Was er anspricht hat für mich viel mit Wertschätzung von Produkten zu tun. Jeder von uns möchte, dass seine eigene Arbeit wertgeschätzt und gut bezahlt wird aber mit seinem fürstlichen Gehalt will er dann gerne wieder billigen Ramsch und vor allem zuviel davon (der qualitativ sicherlich nicht schlecht ist) aus Fernost kaufen. Dieses passt für mich nicht optimal zusammen. Es ist vielleicht gerade unsere Zeit aber man kann darüber ja mal nachdenken.

Seine Meinung zu ebikes teile ich auch nicht. Finde es super, wenn Menschen, die nicht mehr genug Kraft zum Radfahren haben es für die täglichen Fahrten oder als Pendler nutzen. Im Gelände finde ich es nicht passend.

Gruß

Matze


----------



## Piktogramm (7. April 2013)

xc-mtb schrieb:


> Seine Meinung zu ebikes teile ich auch nicht.
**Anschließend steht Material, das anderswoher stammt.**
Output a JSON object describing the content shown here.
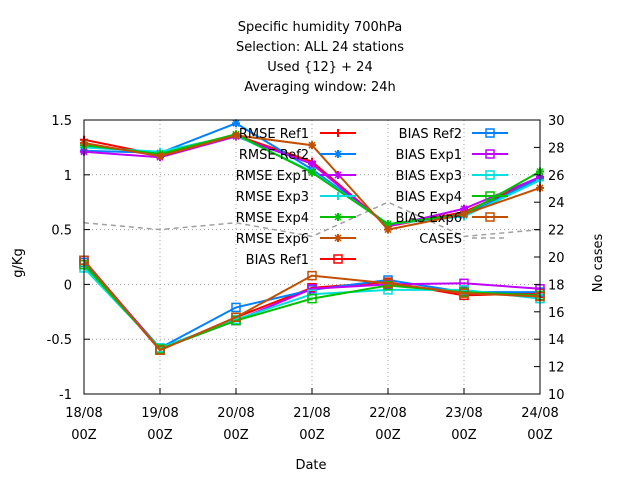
{
  "chart_data": {
    "type": "line",
    "title_lines": [
      "Specific humidity 700hPa",
      "Selection: ALL      24 stations",
      "Used {12} + 24",
      "Averaging window: 24h"
    ],
    "xlabel": "Date",
    "ylabel": "g/Kg",
    "y2label": "No cases",
    "x_ticks": [
      {
        "line1": "18/08",
        "line2": "00Z"
      },
      {
        "line1": "19/08",
        "line2": "00Z"
      },
      {
        "line1": "20/08",
        "line2": "00Z"
      },
      {
        "line1": "21/08",
        "line2": "00Z"
      },
      {
        "line1": "22/08",
        "line2": "00Z"
      },
      {
        "line1": "23/08",
        "line2": "00Z"
      },
      {
        "line1": "24/08",
        "line2": "00Z"
      }
    ],
    "ylim": [
      -1,
      1.5
    ],
    "y_ticks": [
      "1.5",
      "1",
      "0.5",
      "0",
      "-0.5",
      "-1"
    ],
    "y_tick_values": [
      1.5,
      1,
      0.5,
      0,
      -0.5,
      -1
    ],
    "y2lim": [
      10,
      30
    ],
    "y2_ticks": [
      "30",
      "28",
      "26",
      "24",
      "22",
      "20",
      "18",
      "16",
      "14",
      "12",
      "10"
    ],
    "y2_tick_values": [
      30,
      28,
      26,
      24,
      22,
      20,
      18,
      16,
      14,
      12,
      10
    ],
    "grid": true,
    "legend_placement": "top-right",
    "series": [
      {
        "name": "RMSE Ref1",
        "color": "#ff0000",
        "marker": "plus",
        "axis": "y1",
        "values": [
          1.32,
          1.18,
          1.36,
          1.12,
          0.53,
          0.66,
          0.97
        ]
      },
      {
        "name": "RMSE Ref2",
        "color": "#0080ff",
        "marker": "star",
        "axis": "y1",
        "values": [
          1.22,
          1.2,
          1.47,
          1.05,
          0.55,
          0.63,
          0.97
        ]
      },
      {
        "name": "RMSE Exp1",
        "color": "#c000ff",
        "marker": "star",
        "axis": "y1",
        "values": [
          1.21,
          1.16,
          1.35,
          1.1,
          0.53,
          0.69,
          0.98
        ]
      },
      {
        "name": "RMSE Exp3",
        "color": "#00e0e0",
        "marker": "plus",
        "axis": "y1",
        "values": [
          1.25,
          1.21,
          1.36,
          1.03,
          0.55,
          0.62,
          0.95
        ]
      },
      {
        "name": "RMSE Exp4",
        "color": "#00c000",
        "marker": "star",
        "axis": "y1",
        "values": [
          1.27,
          1.19,
          1.37,
          1.02,
          0.55,
          0.64,
          1.03
        ]
      },
      {
        "name": "RMSE Exp6",
        "color": "#c05000",
        "marker": "star",
        "axis": "y1",
        "values": [
          1.29,
          1.17,
          1.36,
          1.27,
          0.5,
          0.64,
          0.88
        ]
      },
      {
        "name": "BIAS Ref1",
        "color": "#ff0000",
        "marker": "square",
        "axis": "y1",
        "values": [
          0.2,
          -0.6,
          -0.3,
          -0.03,
          0.02,
          -0.1,
          -0.08
        ]
      },
      {
        "name": "BIAS Ref2",
        "color": "#0080ff",
        "marker": "square",
        "axis": "y1",
        "values": [
          0.2,
          -0.58,
          -0.21,
          -0.05,
          0.04,
          -0.07,
          -0.07
        ]
      },
      {
        "name": "BIAS Exp1",
        "color": "#c000ff",
        "marker": "square",
        "axis": "y1",
        "values": [
          0.22,
          -0.59,
          -0.33,
          -0.04,
          0.0,
          0.01,
          -0.04
        ]
      },
      {
        "name": "BIAS Exp3",
        "color": "#00e0e0",
        "marker": "square",
        "axis": "y1",
        "values": [
          0.15,
          -0.58,
          -0.32,
          -0.09,
          -0.05,
          -0.05,
          -0.13
        ]
      },
      {
        "name": "BIAS Exp4",
        "color": "#00c000",
        "marker": "square",
        "axis": "y1",
        "values": [
          0.18,
          -0.59,
          -0.33,
          -0.13,
          -0.01,
          -0.07,
          -0.1
        ]
      },
      {
        "name": "BIAS Exp6",
        "color": "#c05000",
        "marker": "square",
        "axis": "y1",
        "values": [
          0.22,
          -0.6,
          -0.3,
          0.08,
          0.01,
          -0.08,
          -0.11
        ]
      },
      {
        "name": "CASES",
        "color": "#a0a0a0",
        "marker": "none",
        "dashed": true,
        "axis": "y2",
        "values": [
          22.5,
          22.0,
          22.5,
          21.5,
          24.0,
          21.5,
          22.0
        ]
      }
    ]
  }
}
Finde es super, wenn Menschen, die nicht mehr genug Kraft zum Radfahren haben es für die täglichen Fahrten oder als Pendler nutzen. Im Gelände finde ich es nicht passend.
> 
> Gruß
> 
> Matze



Auch im Straßenverkehr finde ich es nicht gerade begrüßenswert, dass Personen, die aus eigener Kraft nur noch Schleichfahrt beherrschen auf einmal 30 bis 50km/h schnell sind. Ohne größere Schutzausrüstung... Hier gibt man Personen die dazu eigentlich nicht (mehr) in der Lage sind die Leistung selber zu erbringen/zu beherrschen Geräte in die Hand die das Potential des Fahrers bei weitem übersteigen. Das geht schon bei Auto- und Motorradfahrern regelmäßig schief...


----------



## lowcostbiker (7. April 2013)

Unser Wirtschaftssystem ist halt darauf ausgerichtet viel unnützes Zeug zu produzieren und an den Mann/Frau zu bringen und wenn der Käufer nicht von sich aus das Geld abliefert wird halt mit Trends, belanglosen Ökogesetzen und -siehe Abwrackprämie- wirtschaftsfreundlichen Gesetzen nachgeholfen.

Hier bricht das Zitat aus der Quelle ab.